In ’82 and ’90, the Republicans were smart, tough focused guys. They were taken to the cleaners. The Republicans negotiating with the Democrats are negotiating with Dick Durbin. Durbin. Durbin! Does Durbin have an interest in cutting any government program in the history of the world at any time in his life? No. Never. He’s there to sucker Republicans into putting their fingerprints on a tax increase so when you go into an election, people say, “Can’t trust them. They’ll raise taxes.”
The reason it won’t happen is that the Republicans have taken the pledge and made a promise to their constituents that they won’t increases taxes. And I’ve talked to the guys in the House and Senate. They tell me it won’t happen. And even Coburn, Chambliss and Crapo wrote a letter to me that said, “If and when there is a legislative proposal to be presented to the American people, we look forward to again working with you and all interested parties to support a proposal where any increase in revenue generation will be a result of the pro-growth effects of lower individual and corporate taxes.” So the three guys who I worry -- because of some of the press statements -- might be cajoled or tricked into putting the fingerprints on a tax increase have said in writing that they won’t do a tax increase. Right now, in our public pronouncements, we are completely in sync. I agree with their statement; they have signed the pledge.

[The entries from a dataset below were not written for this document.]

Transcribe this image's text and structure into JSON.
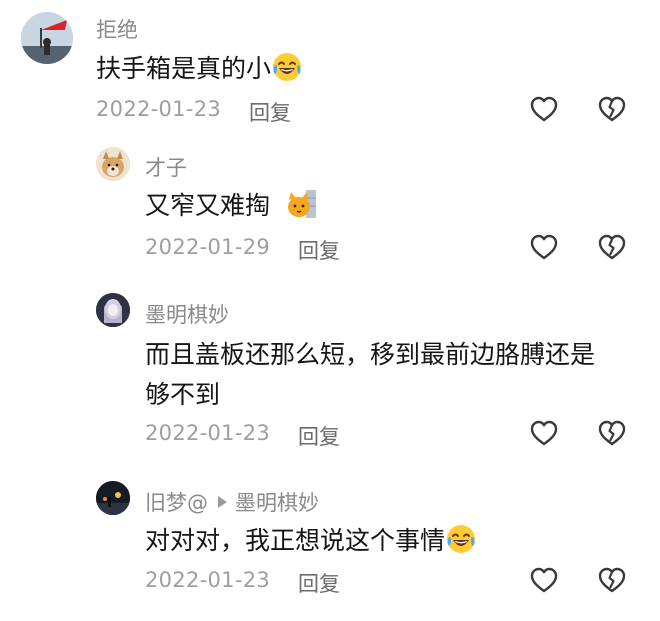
{
  "comments": [
    {
      "username": "拒绝",
      "text": "扶手箱是真的小",
      "date": "2022-01-23",
      "reply_label": "回复"
    },
    {
      "username": "才子",
      "text": "又窄又难掏",
      "date": "2022-01-29",
      "reply_label": "回复"
    },
    {
      "username": "墨明棋妙",
      "text_line1": "而且盖板还那么短，移到最前边胳膊还是",
      "text_line2": "够不到",
      "date": "2022-01-23",
      "reply_label": "回复"
    },
    {
      "username": "旧梦@",
      "reply_to": "墨明棋妙",
      "text": "对对对，我正想说这个事情",
      "date": "2022-01-23",
      "reply_label": "回复"
    }
  ],
  "icons": {
    "like": "heart-outline-icon",
    "dislike": "broken-heart-icon",
    "emoji_laugh": "tears-of-joy-emoji",
    "emoji_cat": "cat-emoji"
  },
  "colors": {
    "text": "#161616",
    "username": "#8a8a8a",
    "meta": "#9e9e9e",
    "icon": "#3a3a3a"
  }
}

Every once in awhile, some reporter ekes out a comment from one of them saying everything is on the table, but when they talk to me, they say we’ll talk about anything, but we won’t agree on a tax increase. My position is: Why go into a room and close a door with people who have the history that Conrad and Durbin do? But no, there won’t be a tax increase. That’s not happening. It’s an odd way to spend your time. I think golf and cocaine would more constructive ways to spend one’s free time time than negotiating with Democrats on spending restraint.